Praktik terbaik ini telah diperkuat oleh saran ulasan terbaru bahwa manajemen krisis
harus menjadi pendekatan dialogis yang berfokus pada wacana pembaruan daripada sekadar
pemulihan citra.50 Pembaruan menekankan pembelajaran dan tumbuh dari krisis; restorasi
citra adalah tentang membuat organisasi terlihat lebih baik selama dan setelah krisis. Sarjana
komunikasi mengakui peran penting yang dimainkan komunikasi dalam krisis dan
manajemen risiko dan melihat nilai dalam menciptakan kemitraan dengan publik dan
membangun rencana tanggapan daripada sekadar memberi tahu publik jika terjadi kesalahan.
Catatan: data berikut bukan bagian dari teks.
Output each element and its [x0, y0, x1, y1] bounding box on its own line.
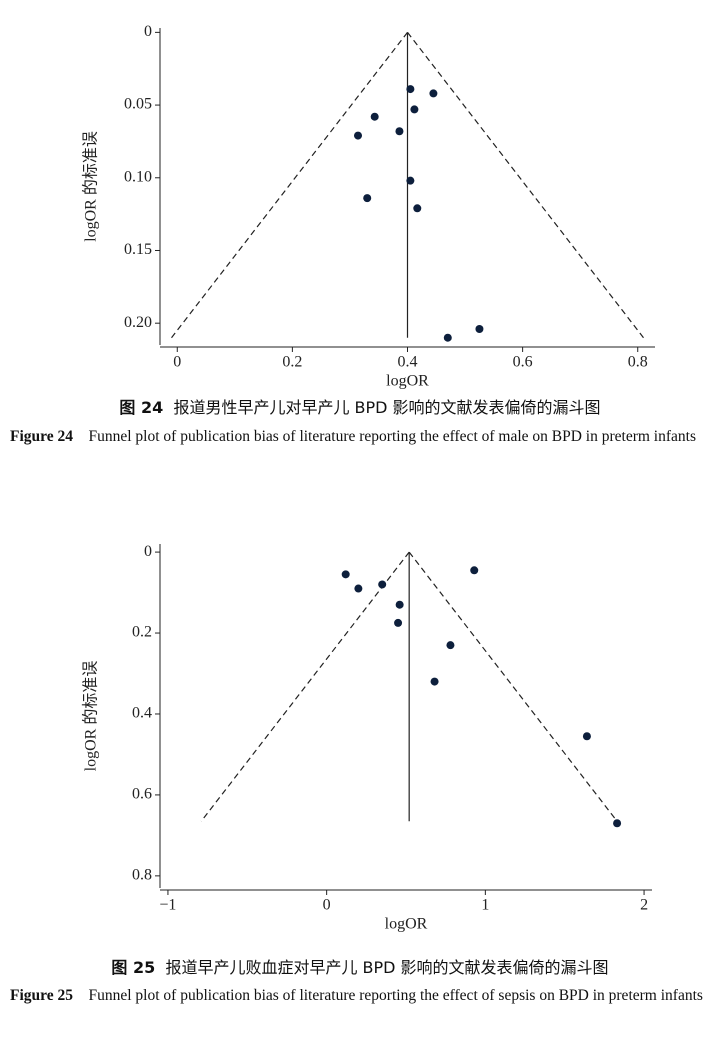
x-tick-label: 0.2: [282, 354, 302, 371]
x-tick-label: 2: [640, 897, 648, 914]
point: [406, 176, 415, 185]
caption-text: Funnel plot of publication bias of liter…: [88, 987, 703, 1004]
point: [394, 618, 403, 627]
y-tick-label: 0: [144, 543, 152, 560]
point: [354, 131, 362, 140]
point: [582, 732, 591, 741]
x-tick-label: −1: [159, 897, 176, 914]
caption-text: Funnel plot of publication bias of liter…: [88, 428, 697, 445]
y-tick-label: 0.15: [124, 241, 152, 258]
figure-label: Figure 24: [10, 428, 73, 445]
funnel-line: [408, 551, 618, 822]
x-tick-label: 1: [481, 897, 489, 914]
chart: 0 0.2 0.4 0.6 0.8 −1 0 1 2 logOR logOR 的标准误: [82, 543, 652, 933]
point: [354, 584, 363, 593]
y-axis-title: logOR 的标准误: [82, 661, 100, 772]
y-tick-label: 0.2: [132, 624, 152, 641]
point: [443, 333, 452, 342]
caption-text: 报道男性早产儿对早产儿 BPD 影响的文献发表偏倚的漏斗图: [173, 398, 601, 417]
point: [395, 127, 404, 136]
point: [413, 204, 422, 213]
point: [410, 105, 419, 114]
x-tick-label: 0: [173, 354, 181, 371]
chart: 0 0.05 0.10 0.15 0.20 0 0.2 0.4 0.6 0.8 logOR logOR…: [82, 23, 655, 390]
x-tick-label: 0.4: [398, 354, 418, 371]
point: [341, 570, 350, 579]
point: [406, 85, 415, 94]
point: [395, 600, 404, 609]
point: [363, 194, 372, 203]
figure-label: 图 24: [119, 398, 164, 417]
caption-en: Figure 24 Funnel plot of publication bia…: [10, 424, 710, 449]
point: [430, 677, 439, 686]
caption-text: 报道早产儿败血症对早产儿 BPD 影响的文献发表偏倚的漏斗图: [165, 958, 609, 977]
funnel-line: [200, 551, 410, 822]
point: [446, 641, 455, 650]
y-tick-label: 0.20: [124, 314, 152, 331]
x-tick-label: 0.8: [628, 354, 648, 371]
point: [475, 325, 484, 334]
funnel-line: [407, 31, 644, 339]
y-tick-label: 0.10: [124, 168, 152, 185]
x-axis-title: logOR: [385, 916, 428, 933]
caption-en: Figure 25 Funnel plot of publication bia…: [10, 983, 710, 1008]
figure-label: Figure 25: [10, 987, 73, 1004]
x-tick-label: 0.6: [513, 354, 533, 371]
y-axis-title: logOR 的标准误: [82, 131, 100, 242]
caption-cn: 图 24 报道男性早产儿对早产儿 BPD 影响的文献发表偏倚的漏斗图: [10, 395, 710, 420]
x-axis-title: logOR: [386, 373, 429, 390]
y-tick-label: 0.05: [124, 96, 152, 113]
y-tick-label: 0.6: [132, 786, 152, 803]
point: [429, 89, 438, 98]
x-tick-label: 0: [323, 897, 331, 914]
funnel-line: [171, 31, 408, 339]
y-tick-label: 0: [144, 23, 152, 40]
point: [613, 819, 622, 828]
point: [378, 580, 387, 589]
y-tick-label: 0.8: [132, 867, 152, 884]
caption-cn: 图 25 报道早产儿败血症对早产儿 BPD 影响的文献发表偏倚的漏斗图: [10, 955, 710, 980]
point: [370, 112, 379, 121]
figure-label: 图 25: [111, 958, 156, 977]
y-tick-label: 0.4: [132, 705, 152, 722]
point: [470, 566, 479, 575]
Demikian pula dengan teori manajemen informasi termotivasi menggambarkan bagaimana
interaksi dengan yang lainnya dikelola untuk mengurangi ketidakpastian dan kecemasan
dalam situasi krisis. Teori kerangka sikap persepsi risiko menambah area ini dengan
mengilustrasikan peran persepsi risiko dan kemanjuran untuk perilaku individu. Itu bagian
selanjutnya beralih ke topik kesenjangan kesehatan, yang melibatkan faktor risiko juga tetapi
menanggapinya dengan cara yang berbeda.

Sumber dari:

Krisis adalah peristiwa yang membingungkan dan tidak pasti yang menimbulkan banyak stres
tentang komunikator dan sistem. Kebanyakan dari kita memiliki pengalaman terbatas dengan
krisis. Kami menyadari bahwa prinsip berbasis praktik dapat membantu para manajer
mempersiapkan diri dan menanggapi krisis. Praktik terbaik disintesis dari penelitian dan teori
lain dan dapat membantu meningkatkan efektivitas komunikasi tentang berbagai peristiwa
seperti wabah Zika, kecelakaan Fukushima Daiichi, dan penembakan sekolah Sandy Hook.